PROFESSIONAL EXPERIENCE:
Confidential
Responsibilities:
- I Worked for Confidential as a mainframe developer who builds data processing jobs using COBOL and other mainframe technologies for 4 years in the past. Later on, I worked as a big data developer for 5 years, responsible for developing large scale data processing frameworks using Hadoop Map-Reduce Java programs, Pig and Hive. More recently, I worked on real-time streaming and batch data processing APIs like Apache spark RDD/DataFrame/Dataset, Spark Streaming, Spark SQL, Kafka integration with Spark, Kafka Twitter Integration using Scala and NoSQL databases like Cassandra and MongoDB.
Confidential, Schaumburg, Illinois
Responsibilities:
- Worked as a Data Analyst in-charge of managing the Enterprise Data lake built on Hadoop Clusters.

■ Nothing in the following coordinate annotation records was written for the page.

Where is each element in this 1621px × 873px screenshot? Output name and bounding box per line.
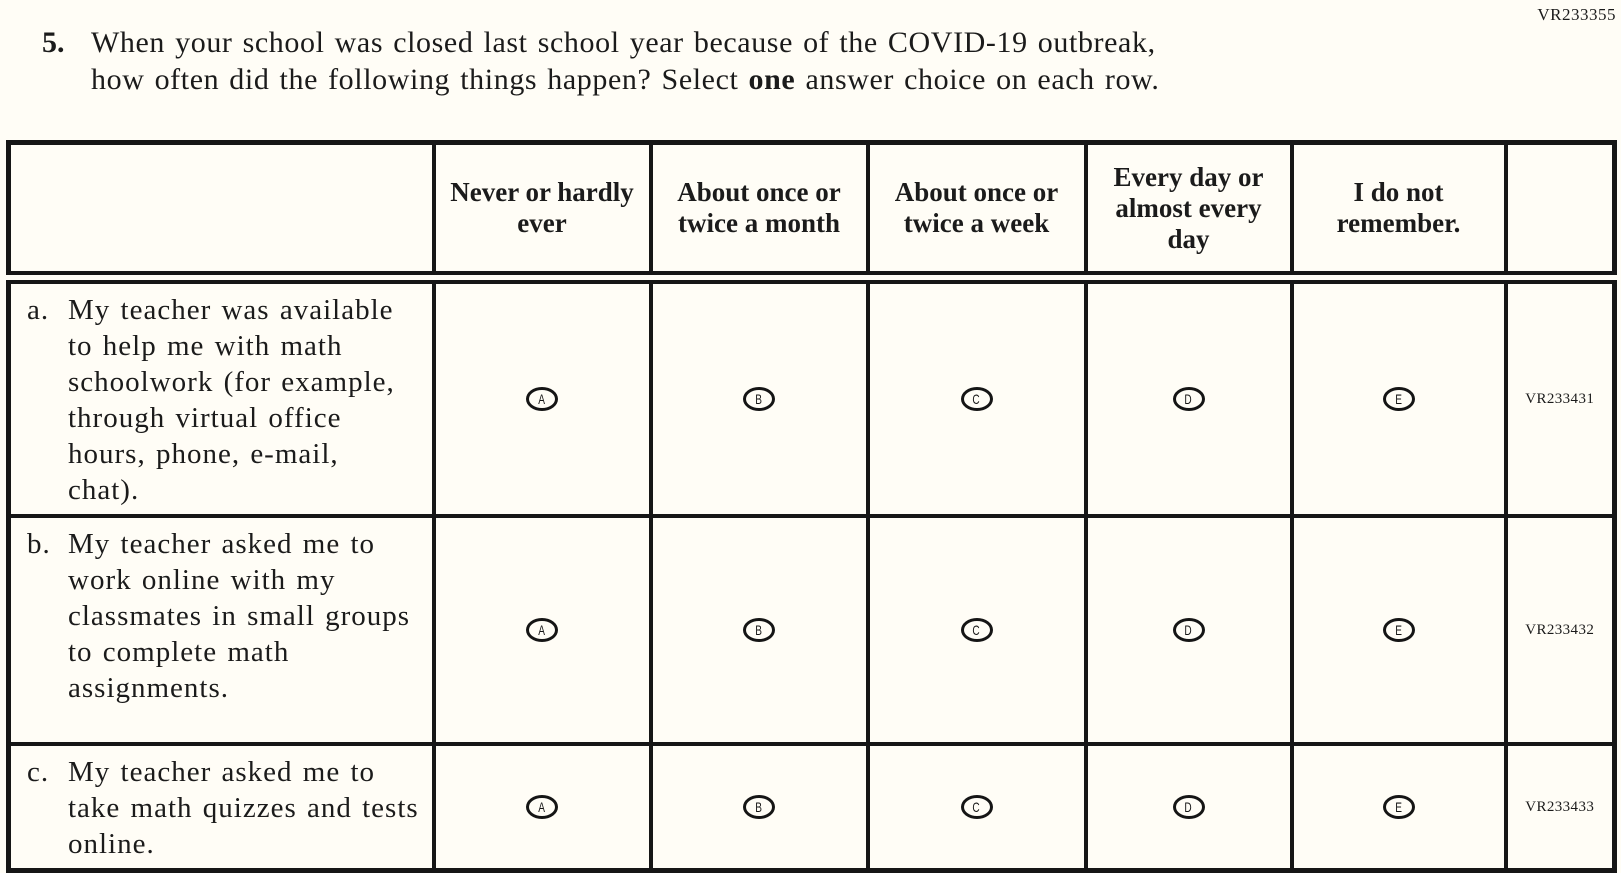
table-row: b. My teacher asked me to work online wi… xyxy=(6,514,1617,746)
option-cell-e: E xyxy=(1289,742,1508,873)
answer-bubble-c-a[interactable]: A xyxy=(526,795,558,819)
option-cell-b: B xyxy=(648,514,870,746)
header-empty-statement-cell xyxy=(6,140,436,284)
answer-bubble-b-b[interactable]: B xyxy=(743,618,775,642)
answer-bubble-b-d[interactable]: D xyxy=(1172,618,1205,642)
question-block: 5. When your school was closed last scho… xyxy=(42,24,1542,98)
option-cell-c: C xyxy=(865,742,1088,873)
answer-bubble-letter: C xyxy=(972,799,981,815)
column-header-never: Never or hardly ever xyxy=(431,140,653,284)
answer-bubble-letter: A xyxy=(538,799,546,815)
answer-bubble-letter: B xyxy=(755,799,763,815)
row-code: VR233431 xyxy=(1525,390,1595,407)
table-row: a. My teacher was available to help me w… xyxy=(6,275,1617,518)
option-cell-d: D xyxy=(1083,275,1294,518)
row-letter: b. xyxy=(27,528,51,560)
answer-bubble-letter: A xyxy=(538,391,546,407)
answer-bubble-letter: E xyxy=(1395,622,1402,638)
row-code-cell: VR233433 xyxy=(1503,742,1617,873)
answer-bubble-a-e[interactable]: E xyxy=(1382,387,1415,411)
option-cell-a: A xyxy=(431,275,653,518)
answer-bubble-letter: A xyxy=(538,622,546,638)
answer-bubble-letter: C xyxy=(972,622,981,638)
question-line1: When your school was closed last school … xyxy=(91,26,1156,59)
option-cell-c: C xyxy=(865,514,1088,746)
answer-bubble-a-b[interactable]: B xyxy=(743,387,775,411)
answer-bubble-letter: D xyxy=(1184,799,1193,815)
header-empty-code-cell xyxy=(1503,140,1617,284)
option-cell-a: A xyxy=(431,742,653,873)
answer-bubble-c-b[interactable]: B xyxy=(743,795,775,819)
answer-bubble-letter: D xyxy=(1184,391,1193,407)
option-cell-a: A xyxy=(431,514,653,746)
option-cell-b: B xyxy=(648,742,870,873)
row-letter: c. xyxy=(27,756,50,788)
answer-bubble-a-c[interactable]: C xyxy=(960,387,993,411)
statement-cell: c. My teacher asked me to take math quiz… xyxy=(6,742,436,873)
column-header-week: About once or twice a week xyxy=(865,140,1088,284)
answer-bubble-letter: E xyxy=(1395,391,1402,407)
row-letter: a. xyxy=(27,294,50,326)
table-row: c. My teacher asked me to take math quiz… xyxy=(6,742,1617,873)
answer-bubble-b-e[interactable]: E xyxy=(1382,618,1415,642)
option-cell-c: C xyxy=(865,275,1088,518)
option-cell-e: E xyxy=(1289,514,1508,746)
answer-bubble-c-c[interactable]: C xyxy=(960,795,993,819)
response-grid: Never or hardly ever About once or twice… xyxy=(6,140,1617,873)
column-header-notremember: I do not remember. xyxy=(1289,140,1508,284)
question-line2-after: answer choice on each row. xyxy=(795,63,1160,96)
answer-bubble-letter: B xyxy=(755,622,763,638)
answer-bubble-letter: C xyxy=(972,391,981,407)
answer-bubble-a-d[interactable]: D xyxy=(1172,387,1205,411)
row-code: VR233433 xyxy=(1525,798,1595,815)
row-code-cell: VR233432 xyxy=(1503,514,1617,746)
answer-bubble-letter: E xyxy=(1395,799,1402,815)
answer-bubble-c-e[interactable]: E xyxy=(1382,795,1415,819)
form-code-label: VR233355 xyxy=(1537,5,1616,24)
question-text: When your school was closed last school … xyxy=(91,24,1159,98)
question-number: 5. xyxy=(42,26,65,59)
answer-bubble-letter: D xyxy=(1184,622,1193,638)
question-line2-before: how often did the following things happe… xyxy=(91,63,749,96)
row-statement: My teacher asked me to work online with … xyxy=(68,528,411,704)
answer-bubble-a-a[interactable]: A xyxy=(526,387,558,411)
column-header-everyday: Every day or almost every day xyxy=(1083,140,1294,284)
row-code-cell: VR233431 xyxy=(1503,275,1617,518)
answer-bubble-b-c[interactable]: C xyxy=(960,618,993,642)
answer-bubble-c-d[interactable]: D xyxy=(1172,795,1205,819)
option-cell-d: D xyxy=(1083,514,1294,746)
answer-bubble-letter: B xyxy=(755,391,763,407)
option-cell-d: D xyxy=(1083,742,1294,873)
row-statement: My teacher was available to help me with… xyxy=(68,294,395,506)
column-header-month: About once or twice a month xyxy=(648,140,870,284)
option-cell-b: B xyxy=(648,275,870,518)
answer-bubble-b-a[interactable]: A xyxy=(526,618,558,642)
statement-cell: a. My teacher was available to help me w… xyxy=(6,275,436,518)
row-statement: My teacher asked me to take math quizzes… xyxy=(68,756,419,860)
header-row: Never or hardly ever About once or twice… xyxy=(6,140,1617,284)
row-code: VR233432 xyxy=(1525,621,1595,638)
statement-cell: b. My teacher asked me to work online wi… xyxy=(6,514,436,746)
question-bold-word: one xyxy=(748,63,796,96)
option-cell-e: E xyxy=(1289,275,1508,518)
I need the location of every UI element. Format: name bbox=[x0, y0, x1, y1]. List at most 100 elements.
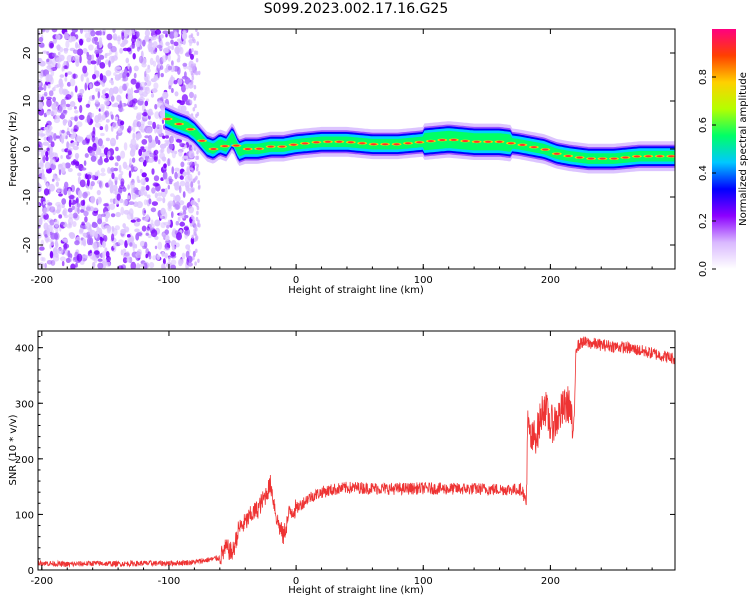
ridge-core bbox=[347, 141, 354, 144]
noise-speckle bbox=[141, 139, 148, 145]
noise-speckle bbox=[150, 229, 158, 238]
noise-speckle bbox=[59, 74, 65, 78]
noise-speckle bbox=[82, 191, 88, 199]
noise-speckle bbox=[64, 76, 68, 82]
noise-speckle bbox=[145, 185, 150, 191]
noise-speckle bbox=[191, 153, 194, 158]
noise-speckle bbox=[100, 106, 105, 113]
noise-speckle bbox=[173, 41, 179, 47]
noise-speckle bbox=[170, 264, 176, 269]
ridge-core bbox=[633, 155, 641, 158]
noise-speckle bbox=[147, 146, 152, 153]
noise-speckle bbox=[110, 167, 115, 173]
noise-speckle bbox=[102, 240, 106, 248]
noise-speckle bbox=[190, 53, 194, 60]
noise-speckle bbox=[65, 135, 68, 140]
ridge-core bbox=[530, 146, 538, 149]
noise-speckle bbox=[47, 202, 53, 206]
noise-speckle bbox=[70, 263, 76, 269]
noise-speckle bbox=[68, 232, 75, 238]
noise-speckle bbox=[75, 262, 78, 268]
noise-speckle bbox=[158, 129, 162, 135]
noise-speckle bbox=[104, 100, 110, 106]
noise-speckle bbox=[133, 72, 137, 79]
snr-x-label: Height of straight line (km) bbox=[288, 585, 424, 596]
noise-speckle bbox=[86, 178, 90, 187]
noise-speckle bbox=[196, 111, 200, 117]
noise-speckle bbox=[175, 194, 181, 203]
noise-speckle bbox=[83, 254, 89, 259]
noise-speckle bbox=[104, 87, 110, 92]
noise-speckle bbox=[66, 71, 73, 75]
ridge-green bbox=[165, 112, 675, 164]
ridge-core bbox=[439, 139, 446, 141]
noise-speckle bbox=[119, 99, 122, 107]
noise-speckle bbox=[93, 250, 100, 255]
noise-speckle bbox=[110, 114, 114, 120]
noise-speckle bbox=[123, 209, 130, 215]
noise-speckle bbox=[167, 147, 170, 153]
noise-speckle bbox=[59, 82, 64, 88]
noise-speckle bbox=[86, 174, 92, 180]
noise-speckle bbox=[41, 96, 45, 101]
noise-speckle bbox=[190, 33, 194, 38]
noise-speckle bbox=[104, 110, 110, 118]
noise-speckle bbox=[70, 55, 74, 62]
noise-speckle bbox=[90, 181, 95, 187]
x-tick-label: 200 bbox=[541, 275, 560, 286]
noise-speckle bbox=[127, 93, 134, 102]
noise-speckle bbox=[162, 91, 169, 99]
noise-speckle bbox=[82, 48, 88, 54]
y-tick-label: 10 bbox=[22, 95, 33, 108]
noise-speckle bbox=[174, 150, 178, 155]
noise-speckle bbox=[38, 169, 43, 174]
noise-speckle bbox=[182, 205, 187, 212]
noise-speckle bbox=[38, 36, 44, 43]
ridge-core bbox=[290, 143, 297, 146]
noise-speckle bbox=[101, 94, 106, 99]
noise-speckle bbox=[143, 218, 149, 222]
noise-speckle bbox=[132, 125, 136, 133]
noise-speckle bbox=[164, 135, 170, 139]
noise-speckle bbox=[149, 262, 155, 269]
x-tick-label: -100 bbox=[158, 275, 181, 286]
noise-speckle bbox=[146, 126, 152, 134]
noise-speckle bbox=[167, 54, 171, 62]
ridge-core bbox=[519, 143, 526, 146]
noise-speckle bbox=[154, 135, 159, 144]
noise-speckle bbox=[147, 120, 153, 126]
noise-speckle bbox=[166, 224, 170, 229]
noise-speckle bbox=[191, 234, 194, 239]
noise-speckle bbox=[144, 135, 150, 139]
noise-speckle bbox=[92, 207, 99, 212]
noise-speckle bbox=[103, 157, 109, 163]
ridge-core bbox=[336, 140, 343, 143]
noise-speckle bbox=[68, 143, 71, 149]
noise-speckle bbox=[132, 132, 136, 140]
noise-speckle bbox=[130, 182, 135, 190]
noise-speckle bbox=[109, 156, 114, 161]
noise-speckle bbox=[72, 141, 78, 145]
noise-speckle bbox=[83, 73, 88, 78]
noise-speckle bbox=[130, 213, 134, 221]
noise-speckle bbox=[38, 30, 41, 36]
snr-y-label: SNR (10 * v/v) bbox=[8, 414, 19, 485]
noise-speckle bbox=[154, 103, 158, 110]
noise-speckle bbox=[177, 39, 183, 47]
noise-speckle bbox=[191, 188, 194, 193]
noise-speckle bbox=[169, 180, 173, 185]
noise-speckle bbox=[81, 221, 85, 226]
noise-speckle bbox=[157, 241, 163, 250]
noise-speckle bbox=[174, 91, 179, 97]
colorbar-tick-label: 0.2 bbox=[698, 213, 709, 229]
noise-speckle bbox=[162, 135, 166, 139]
noise-speckle bbox=[122, 223, 126, 229]
noise-speckle bbox=[117, 119, 123, 127]
noise-speckle bbox=[144, 29, 150, 37]
noise-speckle bbox=[115, 146, 119, 152]
noise-speckle bbox=[197, 171, 201, 176]
noise-speckle bbox=[61, 198, 67, 205]
noise-speckle bbox=[68, 119, 71, 127]
noise-speckle bbox=[175, 242, 180, 248]
noise-speckle bbox=[196, 41, 199, 46]
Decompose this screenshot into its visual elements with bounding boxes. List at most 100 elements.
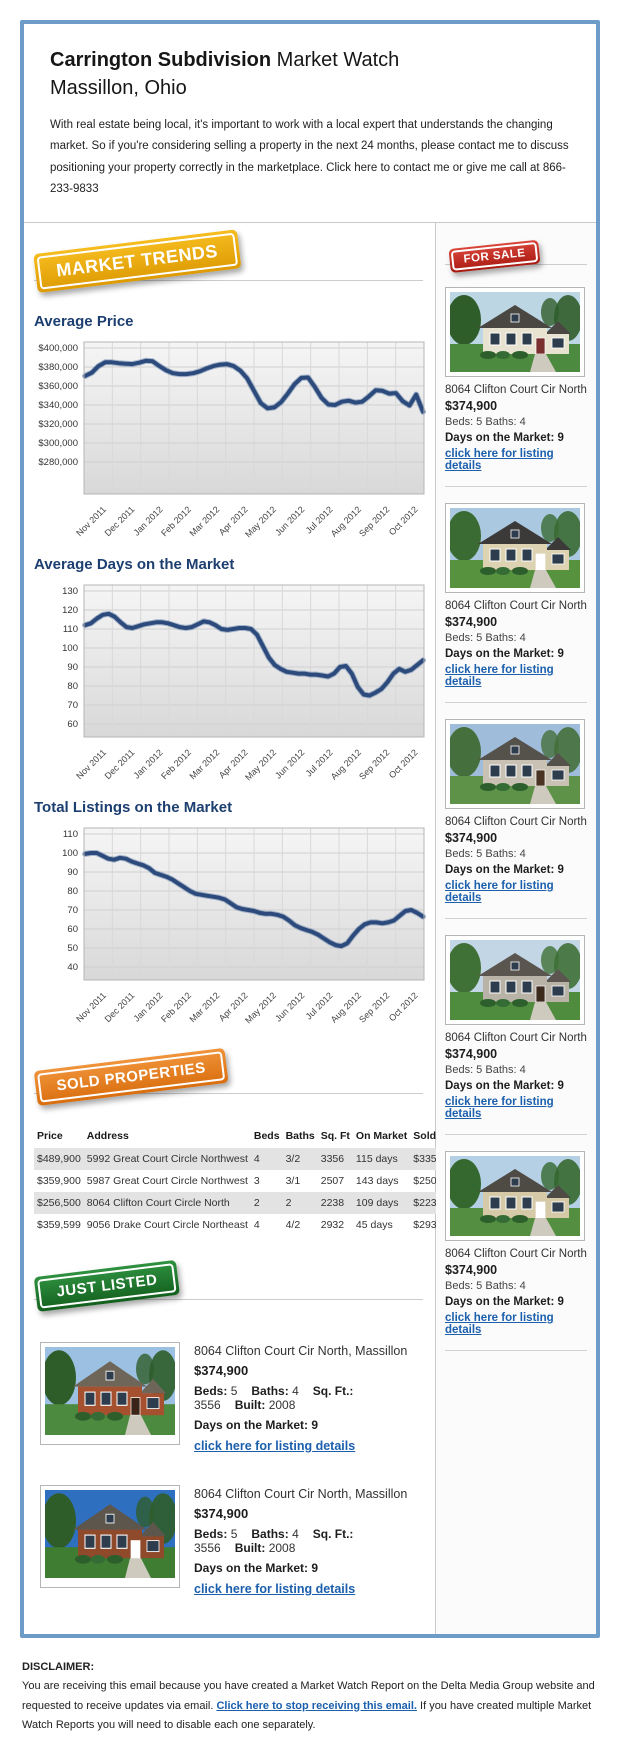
- svg-text:110: 110: [63, 624, 78, 635]
- sold-onmarket-cell: 143 days: [355, 1175, 399, 1188]
- just-listed-details: 8064 Clifton Court Cir North, Massillon …: [194, 1342, 417, 1453]
- svg-text:Jun 2012: Jun 2012: [273, 747, 306, 780]
- divider: [445, 702, 587, 704]
- listing-photo: [42, 1347, 177, 1436]
- list-item: 8064 Clifton Court Cir North $374,900 Be…: [445, 935, 587, 1136]
- listing-photo: [450, 724, 580, 805]
- beds-value: 5: [230, 1527, 238, 1542]
- sold-address-cell: 8064 Clifton Court Circle North: [86, 1197, 230, 1210]
- svg-text:90: 90: [67, 867, 78, 878]
- sold-address-cell: 5992 Great Court Circle Northwest: [86, 1153, 248, 1166]
- market-trends-section-head: MARKET TRENDS: [33, 229, 423, 297]
- divider: [34, 1299, 423, 1301]
- just-listed-section-head: JUST LISTED: [33, 1258, 423, 1316]
- listing-price: $374,900: [445, 1263, 498, 1278]
- svg-text:70: 70: [67, 700, 78, 711]
- listing-details-link[interactable]: click here for listing details: [194, 1439, 356, 1454]
- sold-onmarket-cell: 109 days: [355, 1197, 399, 1210]
- listing-details-link[interactable]: click here for listing details: [445, 1312, 554, 1337]
- svg-text:110: 110: [63, 829, 78, 840]
- listing-address: 8064 Clifton Court Cir North: [445, 1248, 587, 1261]
- content-columns: MARKET TRENDS Average Price $400,000 $380…: [24, 222, 596, 1635]
- for-sale-badge: FOR SALE: [448, 239, 541, 274]
- beds-label: Beds:: [194, 1384, 228, 1399]
- svg-text:Mar 2012: Mar 2012: [187, 990, 221, 1024]
- unsubscribe-link[interactable]: Click here to stop receiving this email.: [216, 1699, 417, 1712]
- just-listed-item: 8064 Clifton Court Cir North, Massillon …: [34, 1330, 423, 1465]
- just-listed-badge-label: JUST LISTED: [37, 1263, 177, 1309]
- listing-photo: [42, 1490, 177, 1579]
- listing-details-link[interactable]: click here for listing details: [445, 448, 554, 473]
- svg-text:Jun 2012: Jun 2012: [273, 504, 306, 537]
- list-item: 8064 Clifton Court Cir North $374,900 Be…: [445, 287, 587, 488]
- baths-value: 4: [292, 1384, 299, 1399]
- days-on-market: Days on the Market: 9: [445, 1296, 564, 1309]
- listing-price: $374,900: [194, 1363, 249, 1379]
- svg-text:May 2012: May 2012: [243, 990, 278, 1025]
- svg-text:$320,000: $320,000: [38, 419, 78, 430]
- svg-text:Feb 2012: Feb 2012: [159, 990, 193, 1024]
- listing-photo-frame: [40, 1485, 180, 1589]
- sold-baths-cell: 2: [285, 1197, 292, 1210]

The incoming claims data from various sources/systems were stored in Hadoop for reporting, visualization, analytics and machine learning. I used technologies such as Map-Reduce programming, Apache Pig and Hive to process the data and provide it to downstream applications or to Business Intelligence (BI) or analytics teams.
Confidential, Hartford, Connecticut
Responsibilities:
- As a Spark Scala Developer, I was responsible for creating real time and batch data processing systems that monitor claims activity, detect and flag fraudulent claims and create pricing tables for business teams. My team developed an application using Apache Spark and Kafka that processes gigabytes of data every day to calculate appropriate premium for insurance policies for our property and casualty insurance client, based on factors such as the type of business, geographical area, and historical income/losses of the industry. The application utilized data from data warehouse and real time data from third party REST API sources to achieve this.
Confidential
Responsibilities:
- Currently working for Confidential as a Sr. Data analytics developer in Downtown, Toronto. My team is building an application that utilizes Machine learning and AI to build a smart spending app that lets customers analyze their spending habits over several years, make recommendations to save money and to switch to different types of products based on their spending patterns. My role in the team is to extract the customer data from the data warehouse, join data from multiple sources, categorize transactions, aggregate it and provide the data to the ML program in a custom format in real-time.